Mystery Number 68
– supplied by Ted Talbot and John Stockton-Wood
Information is sought about the loco and the year. Note the odd fittings (whistle, tender railings and what is the pipe running from the boiler, and so on). The origional comes from the N. Reid collection. The name of the loco is known (though not provided).
|Philip Millard — 11-Jan-2008 6.36 PM|
To start the ball rolling, this appears to be a 'Samson' class 2-4-0 which has had its cabside Engineer XXX nameplates removed. Several of this class were assigned to engineer's saloons in the 1897-1903 period.
The loco on the right is a 'Precursor' 4-4-2T. As a fairly wild guess, the loco is Engineer Manchester, formerly no.631 'Hotspur' which became Engineer Manchester in 11/01 and was withdrawn in 6/14. My guess is that the photo shows this engine at Longsight at that date after it had been replaced by the 'Waterloo' class 2-4-0 'Sphynx'.
But it could be one of the others, which were mostly withdrawn in the early 1920s.

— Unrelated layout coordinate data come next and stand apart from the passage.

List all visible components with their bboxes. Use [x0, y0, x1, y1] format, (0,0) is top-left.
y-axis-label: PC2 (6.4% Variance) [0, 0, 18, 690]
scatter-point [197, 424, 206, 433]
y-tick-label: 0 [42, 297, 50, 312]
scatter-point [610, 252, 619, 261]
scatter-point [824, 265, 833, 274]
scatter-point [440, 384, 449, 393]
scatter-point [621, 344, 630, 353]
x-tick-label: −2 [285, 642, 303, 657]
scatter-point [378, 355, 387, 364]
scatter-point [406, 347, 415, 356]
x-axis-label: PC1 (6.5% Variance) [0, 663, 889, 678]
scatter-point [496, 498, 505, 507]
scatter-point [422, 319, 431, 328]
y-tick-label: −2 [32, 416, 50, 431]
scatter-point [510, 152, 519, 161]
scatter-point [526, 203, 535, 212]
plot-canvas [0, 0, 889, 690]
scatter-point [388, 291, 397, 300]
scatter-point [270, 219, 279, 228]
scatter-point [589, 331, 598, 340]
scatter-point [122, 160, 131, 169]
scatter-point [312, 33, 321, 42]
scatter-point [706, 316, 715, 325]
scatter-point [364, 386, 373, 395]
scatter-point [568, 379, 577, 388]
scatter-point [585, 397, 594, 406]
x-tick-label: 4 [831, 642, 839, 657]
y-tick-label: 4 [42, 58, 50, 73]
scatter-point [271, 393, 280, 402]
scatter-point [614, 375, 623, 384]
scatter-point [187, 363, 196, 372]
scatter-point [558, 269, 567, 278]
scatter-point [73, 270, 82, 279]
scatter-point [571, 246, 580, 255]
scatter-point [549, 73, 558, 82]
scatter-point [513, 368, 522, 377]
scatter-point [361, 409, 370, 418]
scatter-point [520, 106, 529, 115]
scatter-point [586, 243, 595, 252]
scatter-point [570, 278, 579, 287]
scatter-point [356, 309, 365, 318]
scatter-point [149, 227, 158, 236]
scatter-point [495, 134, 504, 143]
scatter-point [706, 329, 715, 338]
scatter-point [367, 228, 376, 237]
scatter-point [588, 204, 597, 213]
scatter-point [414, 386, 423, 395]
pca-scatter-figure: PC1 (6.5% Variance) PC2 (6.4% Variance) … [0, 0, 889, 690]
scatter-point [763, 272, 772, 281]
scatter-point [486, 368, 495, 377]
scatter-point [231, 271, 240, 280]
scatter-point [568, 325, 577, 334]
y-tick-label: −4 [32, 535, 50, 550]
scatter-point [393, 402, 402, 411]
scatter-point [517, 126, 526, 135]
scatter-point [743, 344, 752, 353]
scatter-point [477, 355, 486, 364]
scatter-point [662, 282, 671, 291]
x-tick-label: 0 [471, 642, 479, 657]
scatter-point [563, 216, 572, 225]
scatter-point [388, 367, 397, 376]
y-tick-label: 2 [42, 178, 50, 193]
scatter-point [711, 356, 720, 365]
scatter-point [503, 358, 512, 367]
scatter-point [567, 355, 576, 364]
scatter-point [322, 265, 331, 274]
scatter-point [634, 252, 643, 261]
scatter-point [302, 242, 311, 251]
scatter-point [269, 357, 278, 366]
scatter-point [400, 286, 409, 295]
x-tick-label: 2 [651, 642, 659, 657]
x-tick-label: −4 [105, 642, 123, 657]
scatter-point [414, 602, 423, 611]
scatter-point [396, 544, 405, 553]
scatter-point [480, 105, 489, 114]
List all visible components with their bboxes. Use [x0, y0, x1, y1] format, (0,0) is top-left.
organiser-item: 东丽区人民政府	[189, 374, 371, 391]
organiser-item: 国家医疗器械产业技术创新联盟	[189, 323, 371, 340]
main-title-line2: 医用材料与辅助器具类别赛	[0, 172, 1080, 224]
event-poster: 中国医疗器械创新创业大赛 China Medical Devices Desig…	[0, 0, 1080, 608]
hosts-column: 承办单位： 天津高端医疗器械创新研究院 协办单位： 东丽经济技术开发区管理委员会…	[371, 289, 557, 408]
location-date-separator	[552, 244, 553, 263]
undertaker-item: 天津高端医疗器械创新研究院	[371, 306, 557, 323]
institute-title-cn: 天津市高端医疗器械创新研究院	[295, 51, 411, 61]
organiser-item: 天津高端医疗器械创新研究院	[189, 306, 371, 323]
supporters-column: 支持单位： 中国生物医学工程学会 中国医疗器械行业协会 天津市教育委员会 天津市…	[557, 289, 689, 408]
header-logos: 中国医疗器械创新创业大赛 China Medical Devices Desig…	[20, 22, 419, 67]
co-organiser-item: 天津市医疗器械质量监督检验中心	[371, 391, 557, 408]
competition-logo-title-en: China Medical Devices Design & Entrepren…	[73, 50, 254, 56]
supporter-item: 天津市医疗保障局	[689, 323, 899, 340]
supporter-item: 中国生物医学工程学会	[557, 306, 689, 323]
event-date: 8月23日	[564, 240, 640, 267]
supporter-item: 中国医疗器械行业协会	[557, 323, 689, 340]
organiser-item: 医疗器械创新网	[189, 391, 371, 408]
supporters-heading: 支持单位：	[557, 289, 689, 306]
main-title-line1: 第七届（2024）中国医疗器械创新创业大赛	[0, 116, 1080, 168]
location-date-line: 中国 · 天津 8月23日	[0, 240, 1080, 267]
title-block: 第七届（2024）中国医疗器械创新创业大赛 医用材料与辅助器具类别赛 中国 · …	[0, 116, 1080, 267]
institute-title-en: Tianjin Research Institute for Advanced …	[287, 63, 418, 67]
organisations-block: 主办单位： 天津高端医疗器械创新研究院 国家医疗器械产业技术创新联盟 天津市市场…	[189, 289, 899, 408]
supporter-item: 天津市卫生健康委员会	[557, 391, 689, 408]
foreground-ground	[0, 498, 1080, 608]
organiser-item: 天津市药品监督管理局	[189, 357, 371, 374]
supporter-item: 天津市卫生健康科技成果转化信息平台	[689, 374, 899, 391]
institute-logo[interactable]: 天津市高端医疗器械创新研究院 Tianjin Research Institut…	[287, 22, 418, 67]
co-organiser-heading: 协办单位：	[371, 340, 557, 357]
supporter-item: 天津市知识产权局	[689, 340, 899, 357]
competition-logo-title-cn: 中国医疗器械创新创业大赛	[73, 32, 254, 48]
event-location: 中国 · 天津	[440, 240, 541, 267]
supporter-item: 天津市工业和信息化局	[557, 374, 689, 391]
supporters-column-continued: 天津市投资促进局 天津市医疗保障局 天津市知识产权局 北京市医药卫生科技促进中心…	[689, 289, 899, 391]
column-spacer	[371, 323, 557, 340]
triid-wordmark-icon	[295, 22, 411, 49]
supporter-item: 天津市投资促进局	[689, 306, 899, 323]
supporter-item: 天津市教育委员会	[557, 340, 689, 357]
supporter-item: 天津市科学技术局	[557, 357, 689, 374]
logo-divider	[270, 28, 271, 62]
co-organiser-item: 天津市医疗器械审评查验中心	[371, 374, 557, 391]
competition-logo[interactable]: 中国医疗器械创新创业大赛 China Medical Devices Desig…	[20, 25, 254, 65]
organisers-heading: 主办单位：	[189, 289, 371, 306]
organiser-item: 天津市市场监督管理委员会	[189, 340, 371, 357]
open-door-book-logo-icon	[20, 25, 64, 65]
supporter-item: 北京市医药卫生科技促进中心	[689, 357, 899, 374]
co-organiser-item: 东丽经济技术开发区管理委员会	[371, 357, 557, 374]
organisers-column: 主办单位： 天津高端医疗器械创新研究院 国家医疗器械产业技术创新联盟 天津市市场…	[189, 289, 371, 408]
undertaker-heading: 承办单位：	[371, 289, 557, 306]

|David Patrick — 21-Jan-2008 11.40 AM|
The loco is, as Phillip says, a 'Samson' class. The non-standard fittings referred to, however, are, except for the whistle, explainable.
The whistle does seem to be taller than the normal LNW fitting, and it would be interesting to know if it emitted the standard LNW screech. The coal rails are standard for all tenders for the date in question (post- Whale) beng fitted from September 1895. The pipe from the boiler would appear to be a trick of the light. I think what is being referred to is the edge of the supporting saddle visible behind the reversing arm.
|Ted Talbot — 26-Jan-2008 12.00 AM|
The engine is a 'Samson' used by the Engineer's Department. On the left is a Cooke tender with straight-topped springs, which does not help a lot with the date as they were introduced in 1911. On the right is not a 'Precursor Tank', the bunkers of which had three coal rails round the top, steps up the back and handrails, but an 0-8-2 tank, with two coal rails and built-up water filler, a feature probably introduced towards the end of the Great War.
The 'Samson' has lost its Engineer's Department plate, which seems to have been a single-row plate (such as Engineer, Engineer Bangor and Engineer Crewe), but as the plate also seems to have been short, it is likely to have been Engineer.
Baxter lists these Engineer's Department engines in Part 2A, pages 119 and 120, and gives dates of when they were transferred to "Spare Engine", which presumably meant they lost their plates and had no means of identification, as here, until new ones were fitted on re-allocation. So perhaps the most likely candidate is what was originally no. 885 Vampire, which became Engineer in May 1897, became "Spare Engine" in 1923, losing its plates, and was scrapped in 1925 - that is, dating the picture as 1923-5.
But another possibility is no. 1166 Wyre, which became Engineer Bangor in January 1902 and was withdrawn in 1923. No. 2157 Unicorn became "Spare Engine" in November 1905 and was scrapped in 1923 but as it never carried a plate, cannot be the engine in the picture. See plates 189 and 190 in An Illustrated History of LNWR Engines.
Another mystery concerns the whistle, which does not seem to be the usual LNWR shape. But one puzzle which would face any modeller intending to build an Engineer's Department 'Samson' - what to put on the tender number plate - can be answered. Just as engines transferred out of the capital list lost their numbers when transferred, so did their tenders, which had plates showing "L.N.W.R./ENG. DEPT." in two lines as on normal tender numberplates, the lettering being in the same ornate style as "L. N. W. R." on normal plates. This is shown in the records of Eric Hannan, an indefatigable recorder from the 1920s onwards.